Bracken We Know About…

[Anticon; 2007]

Styles: versatile electro-acoustic
Others: Hood, The Berg Sans Nipple, Animal Collective, Nudge, Grizzly Bear

Anticon’s release of new material from long-time acquaintances Bracken signals an even more pronounced step away from traditional hip-hop into electronic-acoustic music for the Oakland-based label. Bracken write with a panoply of synths and drum machines, varying in age and quality, but they’re clever enough to make tracks where the assorted pieces of equipment both compete and complement each other with a certain damaged elegance. Even better, they achieve that elegance without letting the record become too pretty or uniform: a generous musical vocabulary enables each song to speak with both a familiar voice and novel inflections. As a result, We Know About the Need canters by in a swift, vigorous 45 minutes.

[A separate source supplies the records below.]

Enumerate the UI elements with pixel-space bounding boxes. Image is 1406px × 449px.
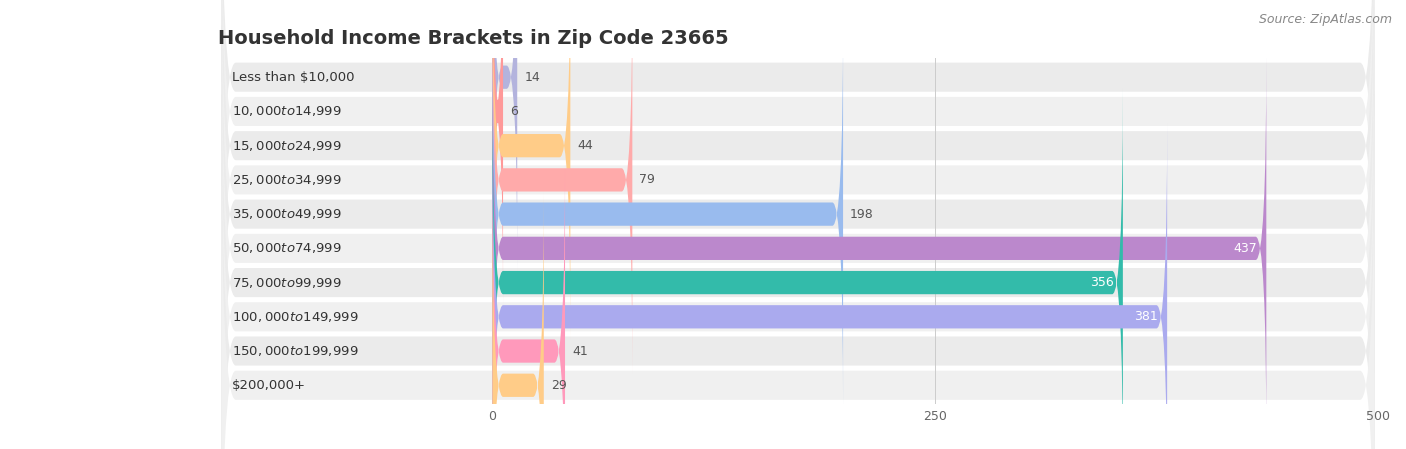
FancyBboxPatch shape — [492, 0, 503, 305]
FancyBboxPatch shape — [492, 0, 633, 374]
FancyBboxPatch shape — [492, 123, 1167, 449]
Text: $15,000 to $24,999: $15,000 to $24,999 — [232, 139, 342, 153]
Text: 29: 29 — [551, 379, 567, 392]
Text: 356: 356 — [1090, 276, 1114, 289]
FancyBboxPatch shape — [492, 55, 1267, 442]
Text: Less than $10,000: Less than $10,000 — [232, 70, 354, 84]
Text: $75,000 to $99,999: $75,000 to $99,999 — [232, 276, 342, 290]
FancyBboxPatch shape — [222, 0, 1374, 371]
Text: 79: 79 — [640, 173, 655, 186]
FancyBboxPatch shape — [222, 23, 1374, 449]
Text: 14: 14 — [524, 70, 540, 84]
FancyBboxPatch shape — [222, 126, 1374, 449]
FancyBboxPatch shape — [222, 0, 1374, 449]
Text: $150,000 to $199,999: $150,000 to $199,999 — [232, 344, 359, 358]
FancyBboxPatch shape — [222, 92, 1374, 449]
Text: 44: 44 — [578, 139, 593, 152]
Text: $10,000 to $14,999: $10,000 to $14,999 — [232, 105, 342, 119]
FancyBboxPatch shape — [492, 157, 565, 449]
FancyBboxPatch shape — [222, 0, 1374, 336]
FancyBboxPatch shape — [492, 89, 1123, 449]
Text: $100,000 to $149,999: $100,000 to $149,999 — [232, 310, 359, 324]
Text: Household Income Brackets in Zip Code 23665: Household Income Brackets in Zip Code 23… — [218, 30, 728, 48]
Text: $50,000 to $74,999: $50,000 to $74,999 — [232, 242, 342, 255]
Text: Source: ZipAtlas.com: Source: ZipAtlas.com — [1258, 13, 1392, 26]
Text: 6: 6 — [510, 105, 517, 118]
Text: $35,000 to $49,999: $35,000 to $49,999 — [232, 207, 342, 221]
FancyBboxPatch shape — [222, 0, 1374, 405]
Text: $200,000+: $200,000+ — [232, 379, 307, 392]
Text: 437: 437 — [1233, 242, 1257, 255]
FancyBboxPatch shape — [492, 0, 517, 271]
Text: 381: 381 — [1135, 310, 1159, 323]
Text: 41: 41 — [572, 344, 588, 357]
FancyBboxPatch shape — [222, 0, 1374, 439]
FancyBboxPatch shape — [222, 57, 1374, 449]
FancyBboxPatch shape — [492, 0, 571, 339]
FancyBboxPatch shape — [222, 0, 1374, 449]
Text: $25,000 to $34,999: $25,000 to $34,999 — [232, 173, 342, 187]
FancyBboxPatch shape — [492, 20, 844, 408]
Text: 198: 198 — [851, 207, 875, 220]
FancyBboxPatch shape — [492, 192, 544, 449]
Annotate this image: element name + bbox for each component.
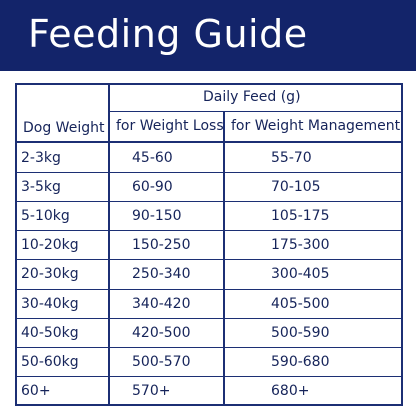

“Safe Safe Safe” collates some of the more popular elements of contemporary indie rock. The chanted, choral vocals, cyclical delay, bold string arrangement, and surplus melodies from xylophones and synthesizers (all packed into strings of inspiring crescendos that break near the ¾ mark) evoke Islands, Grizzly Bear, Broken Social Scene, The Arcade Fire or…. These are maneuvers that have become more and more conventional in the last 3-5 years, but can still be captivating when executed as competently as they are here.

Bracken don’t stay long in the leftfield-power-pop mode, however. After an ethereal one-minute interlude, they gnash their way through “Evil Teeth,” the least structured track, the one that sounds like the kid who is in love with machines deciding to turn them all on at once, spin several knobs all the way to the right and then sing through the din. His drummer friend is there to help complicate things. The frenzy calms, and then a handful of gothic drones mourn over each other while a lonely organ line stutters in the background. It’s a brave song that shucks the skilled pastiche of the rest of the record in favor of more hazardous experimentation. I hope the band uses it as a point of departure for new material.

Bracken’s Chris Adams claims that his recording process results in “a lot of square pegs … being forced into round holes,” but that’s not something that’s really audible on this release. What you can hear is ubiquitous evidence of his enthusiasm for various stripes of electronica: in addition to the poppy and noisy moments cited above, We Know About the Need bears significant traces of drone, ambient, and instrumental hip-hop (and I’m guessing that “La Monte’s Lament” is a LaMonte Young reference.) Bracken is clearly a band made up of avid listeners that seem to pay as much attention to sonic diversity as they do to adroit songwriting. That’s a virtue that makes We Know About the Need a pleasurable listen and has me hoping the group will remain curious enough to explore even more new voices for itself in future works.